ESCRIBE: Jaime A. Vásquez Valcárcel

Ingreso raudamente a Presidencia para, como la mayoría de mañanas, gastarle una broma y él me recuerde que restan tantos días para dejar el cargo, cuando veo a un hombre observando una fotografía y, con los ojos humedecidos, la mirada desconcertada. Era 24 de noviembre, pocos meses después de haber asumido él el más importante cargo del Poder Legislativo. Indagando con los allegados me entero que ese día, todos los años, había jarana en la casa porque la mamá cumplía años. Ese día, con la fotografía sacada de la billetera, Víctor rememoraba los cuidados maternales y, con la impotencia contenida en la mente y resumida en unas lágrimas, seguro se arrepentía de lo poco que pudo retribuirla y lo tanto que le debía. Es que a las madres siempre -los hijos- les damos mucho menos de lo que ellas entregaron por nosotros.
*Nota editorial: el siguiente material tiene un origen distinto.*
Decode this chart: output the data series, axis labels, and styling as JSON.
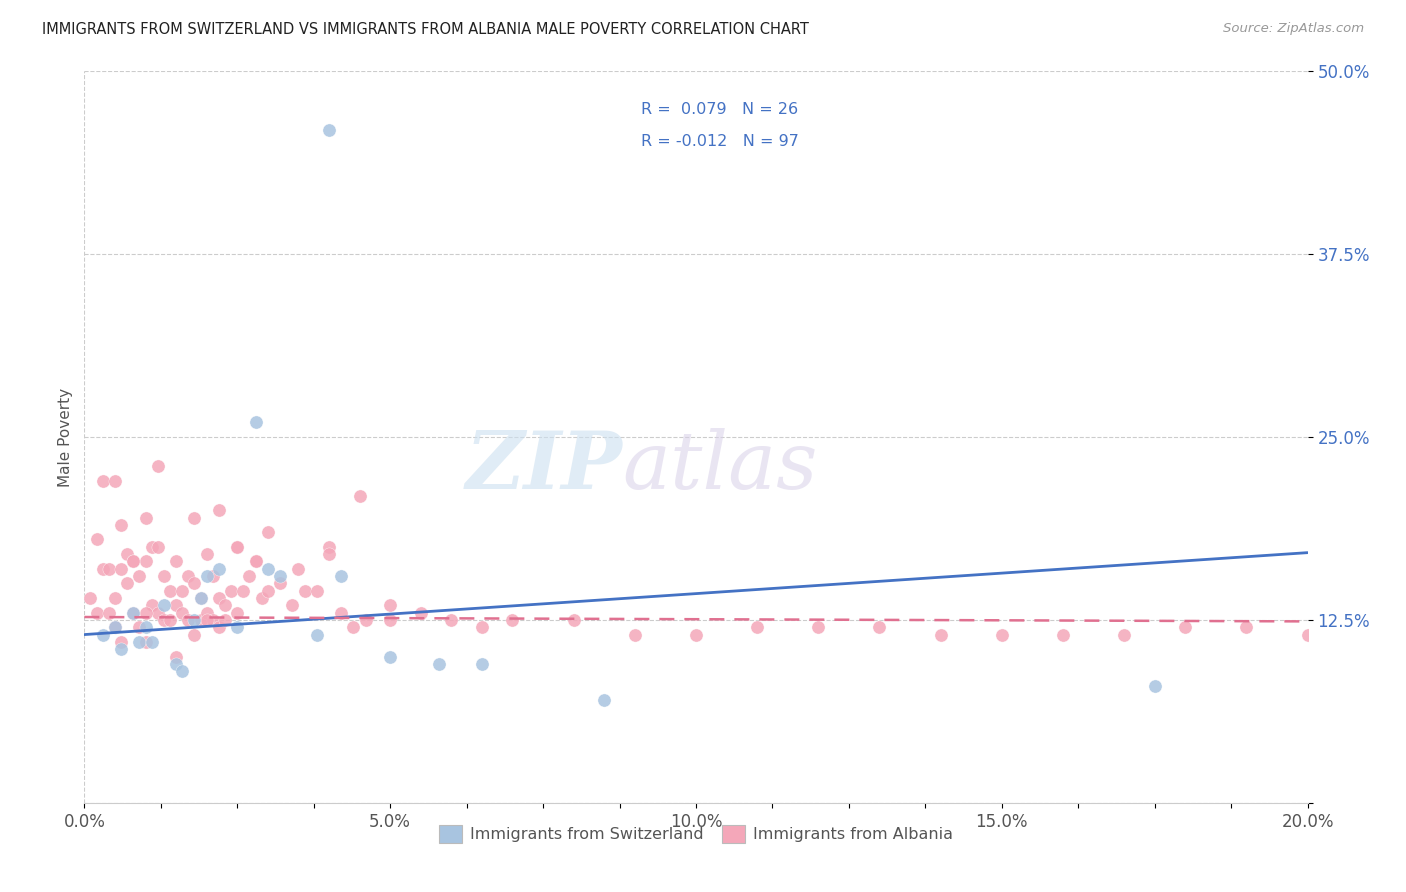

Siempre estaremos con el saldo en contra.

El 7 de agosto, pocos días después de haber jurado al cargo, sentado en ese sillón prestado, el abogado Isla Rojas derramaba algunas lágrimas porque todos los años por esa fecha su madre le alegraba el alma con el saludo por el onomástico. Hoy, con todo el poder político del que goza, sólo podía tenerla en su mente y su corazón. Muchos años después, ya alejado de ese puesto, que tanto poder como enemigos genera alrededor, él mismo no se cansa de recordar a su mamá y, cada vez que lo hace, siento que -como esa mañana limeña de agosto- se le quiere escapar unas lágrimas por ella y todo lo que representa. Y es que las madres nunca mueren. Nunca deberían morir. Y es que si hay una enseñanza que me deja las andanzas con Vitín es eso: la dedicación hacia su padre y su madre.

Este noviembre, a los 24 días, ya en el 2022, antes que termine el día he recordado -gracias a un post de una de las hijas de Elenita- esos pasajes de la vida y me ha provocado tejer algunas frases sobre aquella mujer que sólo conocí en fotografías y que, de cuando en cuando, su figura, su magisterio, su temple, su retrato viene a mi mente como si se tratara de una imagen acrisolada en una estampita. Uno, finalmente, también termina queriendo a aquellas personas que se convierten en inolvidables para los seres que frecuenta.